Prophet Elia and the Temple of Apollo. My only reason for trying this field was its vicinity to that of Jauni Sconi.
I commenced digging in a spot where the outline of two graves might be still distinctly traced on the surface of a footpath. While I was at work, a Greek, whom I had never seen before, came up to me. "I think," he said, "if you dig here" (pointing to one of the graves), "you will find something good." I took his advice; and the workmen had hardly broken the ground with their pickaxes, before they found a small circular ornament in bronze so finely wrought that I was at once led to hope for some work of art of a better quantity than what I had been discovering.

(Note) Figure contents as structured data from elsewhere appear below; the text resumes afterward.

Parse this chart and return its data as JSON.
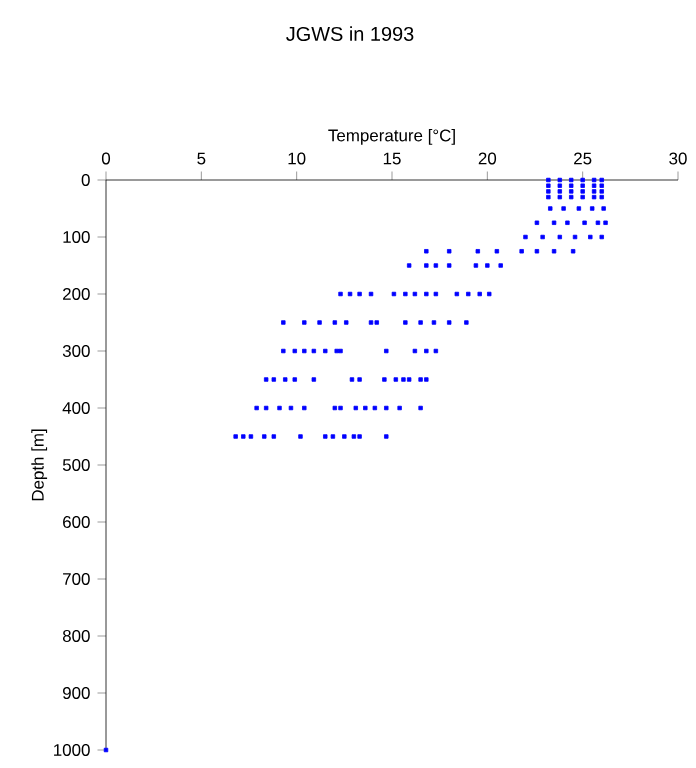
{
  "chart_data": {
    "type": "scatter",
    "title": "JGWS in 1993",
    "xlabel": "Temperature [°C]",
    "ylabel": "Depth [m]",
    "x": [
      23.2,
      23.8,
      24.4,
      25.0,
      25.6,
      26.0,
      23.2,
      23.8,
      24.4,
      25.0,
      25.6,
      26.0,
      23.2,
      23.8,
      24.4,
      25.0,
      25.6,
      26.0,
      23.2,
      23.8,
      24.4,
      25.0,
      25.6,
      26.0,
      23.3,
      24.0,
      24.8,
      25.5,
      26.1,
      22.6,
      23.5,
      24.2,
      25.1,
      25.8,
      26.2,
      22.0,
      22.9,
      23.8,
      24.6,
      25.4,
      26.0,
      16.8,
      18.0,
      19.5,
      20.5,
      21.8,
      22.6,
      23.5,
      24.5,
      15.9,
      16.8,
      17.3,
      18.0,
      19.4,
      20.0,
      20.7,
      12.3,
      12.8,
      13.3,
      13.9,
      15.1,
      15.7,
      16.2,
      16.8,
      17.3,
      18.4,
      19.0,
      19.6,
      20.1,
      9.3,
      10.4,
      11.2,
      12.0,
      12.6,
      13.9,
      14.2,
      15.7,
      16.5,
      17.2,
      18.0,
      18.9,
      9.3,
      9.9,
      10.4,
      10.9,
      11.5,
      12.1,
      12.3,
      14.7,
      16.2,
      16.8,
      17.3,
      8.4,
      8.8,
      9.4,
      9.9,
      10.9,
      12.9,
      13.3,
      14.6,
      15.2,
      15.6,
      15.9,
      16.5,
      16.8,
      7.9,
      8.4,
      9.1,
      9.7,
      10.4,
      12.0,
      12.3,
      13.1,
      13.6,
      14.1,
      14.7,
      15.4,
      16.5,
      6.8,
      7.2,
      7.6,
      8.3,
      8.8,
      10.2,
      11.5,
      11.9,
      12.5,
      13.0,
      13.3,
      14.7,
      0
    ],
    "values": [
      0,
      0,
      0,
      0,
      0,
      0,
      10,
      10,
      10,
      10,
      10,
      10,
      20,
      20,
      20,
      20,
      20,
      20,
      30,
      30,
      30,
      30,
      30,
      30,
      50,
      50,
      50,
      50,
      50,
      75,
      75,
      75,
      75,
      75,
      75,
      100,
      100,
      100,
      100,
      100,
      100,
      125,
      125,
      125,
      125,
      125,
      125,
      125,
      125,
      150,
      150,
      150,
      150,
      150,
      150,
      150,
      200,
      200,
      200,
      200,
      200,
      200,
      200,
      200,
      200,
      200,
      200,
      200,
      200,
      250,
      250,
      250,
      250,
      250,
      250,
      250,
      250,
      250,
      250,
      250,
      250,
      300,
      300,
      300,
      300,
      300,
      300,
      300,
      300,
      300,
      300,
      300,
      350,
      350,
      350,
      350,
      350,
      350,
      350,
      350,
      350,
      350,
      350,
      350,
      350,
      400,
      400,
      400,
      400,
      400,
      400,
      400,
      400,
      400,
      400,
      400,
      400,
      400,
      450,
      450,
      450,
      450,
      450,
      450,
      450,
      450,
      450,
      450,
      450,
      450,
      1000
    ],
    "color": "#0000ff",
    "marker": "square",
    "grid": false,
    "xlim": [
      0,
      30
    ],
    "xticks": [
      0,
      5,
      10,
      15,
      20,
      25,
      30
    ],
    "ylim": [
      1000,
      0
    ],
    "yticks": [
      0,
      100,
      200,
      300,
      400,
      500,
      600,
      700,
      800,
      900,
      1000
    ]
  }
}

I therefore immediately took the pickaxes from the hands of my workmen, and made them scratch the ground with the small scraping-irons which we were in the habit of using. I very soon found three more of these bronze disks, the handle of a large bronze vase with rich floral ornaments, and lastly, at the very bottom of the grave, but not more than eight inches below the surface, a beautiful bronze group in high relief, representing Boreas carrying off Oreithyia. This group forms the subject of plate 15. Boreas is represented with buskins and large wings as a wind-god; Oreithyia seems to be looking back to the world from which she is snatched away.
Standing over the grave with this group in my hand, I thought of the Eurydice of the fourth Georgic:—
"Invalidasque tibi tendens, heu! non tua, palmas."